Emotività e difficoltà nel processo di apprendimento

L’emotività rappresenta un aspetto intrinseco al processo di apprendimento, il quale spesso, negli attuali contesti scolastici, viene limitatamente inteso come un’attività strettamente logica-razionale. Questa errata interpretazione di ciò che significa apprendere porta quindi a una scissione tra la sfera cognitiva e quella affettiva-emotiva.

Gli elementi emotivi che si manifestano mentre si impara qualcosa vanno accolti e accettati perché ci sia uno sviluppo psichico e mentale nello studente. Non è negandoli o in maniera difensiva proiettandoli al di fuori di sé che avviene la crescita (Blandino, Granieri, 1995) ed è l’insegnante ad avere il compito di agevolare questa tappa del percorso di crescita, bonificando lo spazio adibito all’accogliere nuove conoscenze.

Le esperienze interne dolorose che più spesso si presentano quando si impara qualcosa di nuovo sono l’invidia, l’odio, la rabbia, la frustrazione, il disagio, l’ansia, l’angoscia, il panico, sensazioni di confusione, di inadeguatezza, di mancanza (Blandino, Granieri, 1995).  Quando si mettono in atto comportamenti di evitamento nei confronti di queste esperienze psichiche distruttive negandole, rifiutandole, gettandole fuori di sé, si vanno ad occultare anche altri sentimenti più funzionali come la curiosità, l’amore, il desiderio di acquisire nuove conoscenze, il benessere, il sentirsi competenti ed adeguati. Riuscire a sopportare ed elaborare la sofferenza permette a queste emozioni costruttive di trovare il loro spazio e manifestarsi.

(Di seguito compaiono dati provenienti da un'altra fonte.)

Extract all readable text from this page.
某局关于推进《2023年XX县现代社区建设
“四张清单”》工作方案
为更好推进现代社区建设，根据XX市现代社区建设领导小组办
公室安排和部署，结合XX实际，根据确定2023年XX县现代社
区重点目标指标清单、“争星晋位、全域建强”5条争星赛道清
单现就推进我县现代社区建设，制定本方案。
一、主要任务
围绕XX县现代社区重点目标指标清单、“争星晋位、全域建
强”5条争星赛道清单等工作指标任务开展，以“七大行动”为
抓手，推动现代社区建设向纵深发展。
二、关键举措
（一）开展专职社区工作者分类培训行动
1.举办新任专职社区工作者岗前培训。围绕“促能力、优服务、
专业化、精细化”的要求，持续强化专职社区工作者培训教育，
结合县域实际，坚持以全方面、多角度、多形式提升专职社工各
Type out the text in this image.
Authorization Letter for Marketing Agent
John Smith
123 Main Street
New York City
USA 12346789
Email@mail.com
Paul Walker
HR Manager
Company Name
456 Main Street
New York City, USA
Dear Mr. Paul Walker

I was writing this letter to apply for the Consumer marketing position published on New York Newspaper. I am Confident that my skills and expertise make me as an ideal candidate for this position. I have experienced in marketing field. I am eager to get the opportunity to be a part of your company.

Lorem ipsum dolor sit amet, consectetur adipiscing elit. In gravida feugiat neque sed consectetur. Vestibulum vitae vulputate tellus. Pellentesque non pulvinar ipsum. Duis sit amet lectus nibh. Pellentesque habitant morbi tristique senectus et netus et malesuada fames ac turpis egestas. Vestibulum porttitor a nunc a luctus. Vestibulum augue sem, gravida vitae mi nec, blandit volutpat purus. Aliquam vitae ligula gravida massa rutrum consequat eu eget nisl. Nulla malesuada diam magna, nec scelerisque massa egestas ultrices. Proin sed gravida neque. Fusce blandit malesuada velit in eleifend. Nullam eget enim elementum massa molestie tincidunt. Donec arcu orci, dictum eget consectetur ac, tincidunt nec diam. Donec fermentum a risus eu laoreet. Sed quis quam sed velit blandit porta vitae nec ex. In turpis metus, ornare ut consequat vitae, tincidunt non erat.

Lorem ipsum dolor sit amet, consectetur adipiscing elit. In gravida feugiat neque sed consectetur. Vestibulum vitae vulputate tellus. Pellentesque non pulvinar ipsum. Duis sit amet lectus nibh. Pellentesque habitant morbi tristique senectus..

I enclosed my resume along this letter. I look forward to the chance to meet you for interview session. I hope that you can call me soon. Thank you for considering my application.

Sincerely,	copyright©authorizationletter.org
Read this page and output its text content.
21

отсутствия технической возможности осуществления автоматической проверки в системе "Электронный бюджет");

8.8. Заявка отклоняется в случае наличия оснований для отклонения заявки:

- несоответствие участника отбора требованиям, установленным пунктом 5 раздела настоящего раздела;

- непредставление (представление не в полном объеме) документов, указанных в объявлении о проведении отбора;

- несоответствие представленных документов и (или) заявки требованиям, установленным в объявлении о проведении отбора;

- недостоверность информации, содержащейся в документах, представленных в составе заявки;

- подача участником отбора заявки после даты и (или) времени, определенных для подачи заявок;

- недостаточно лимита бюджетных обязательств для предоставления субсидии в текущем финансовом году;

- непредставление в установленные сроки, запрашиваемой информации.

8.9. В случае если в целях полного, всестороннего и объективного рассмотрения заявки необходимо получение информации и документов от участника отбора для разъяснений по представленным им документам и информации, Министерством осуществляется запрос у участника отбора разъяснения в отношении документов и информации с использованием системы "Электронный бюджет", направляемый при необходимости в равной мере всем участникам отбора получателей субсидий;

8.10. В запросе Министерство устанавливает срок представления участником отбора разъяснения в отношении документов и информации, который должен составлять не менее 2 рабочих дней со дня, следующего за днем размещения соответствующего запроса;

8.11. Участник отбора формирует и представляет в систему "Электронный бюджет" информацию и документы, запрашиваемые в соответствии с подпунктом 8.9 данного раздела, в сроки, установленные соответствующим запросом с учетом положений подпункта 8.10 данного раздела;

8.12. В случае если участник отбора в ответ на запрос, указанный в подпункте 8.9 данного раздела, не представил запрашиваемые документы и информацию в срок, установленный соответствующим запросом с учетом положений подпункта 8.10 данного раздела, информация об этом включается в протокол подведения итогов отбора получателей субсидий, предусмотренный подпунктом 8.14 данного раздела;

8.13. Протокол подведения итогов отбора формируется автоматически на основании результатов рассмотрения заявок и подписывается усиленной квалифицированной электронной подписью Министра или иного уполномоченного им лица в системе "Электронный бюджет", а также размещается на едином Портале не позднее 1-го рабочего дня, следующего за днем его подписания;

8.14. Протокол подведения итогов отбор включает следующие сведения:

Se i bisogni emotivi non vengono soddisfatti, l’esperienza dell’apprendimento diventa un evento eccessivamente frustrante e insopportabile, tanto da oscurare nel bambino le sue capacità ricettive, colmando quello spazio necessario ad acquisire nuove conoscenze. Questa condizione si manifesta con il rifiuto per svolgimento dei compiti, perdita di interesse nelle lezioni, allontanamento da tutto ciò che richiede un impegno scolastico. I sentimenti prevalenti sono quindi di odio, sfiducia, rabbia, confusione e vengono messi in atto comportamenti difensivi che hanno lo scopo di allontanare da sé i vissuti dolorosi o percepiti come pericolosi. I comportamenti aggressivi o di apparente pigrizia non sono altro che tentativi di gestione del disagio e della frustrazione interna.

Allontanando da sé la sofferenza, inconsapevolmente il bambino nega a sé stesso la possibilità di apprendere e si deresponsabilizza dai sentimenti dolorosi. Ed è proprio questo rifiuto dell’apprendimento che consente di non dover vedere e riconoscere gli aspetti interni più fragili, poiché spaventano e provocano insicurezza (Blandino, Granieri, 1995). In questo modo, la relazione tra allievo e insegnante viene ostacolata, si irrigidisce, e anche l’adulto viene spaventato dagli elementi psichici insostenibili e vissuti come persecutori che il bambino trasmette.

I contenuti dolorosi non sopportati sono privi di pensiero, non sono pensati, e questo provoca l’aspetto disfunzionale della relazione e distruttivo del processo di apprendimento (Meltzer, Harris, 1983). Se invece il docente rielabora questi contenuti e li riconsegna in forma bonificata, nell’alunno riaffiorano sentimenti costruttivi e di fiducia.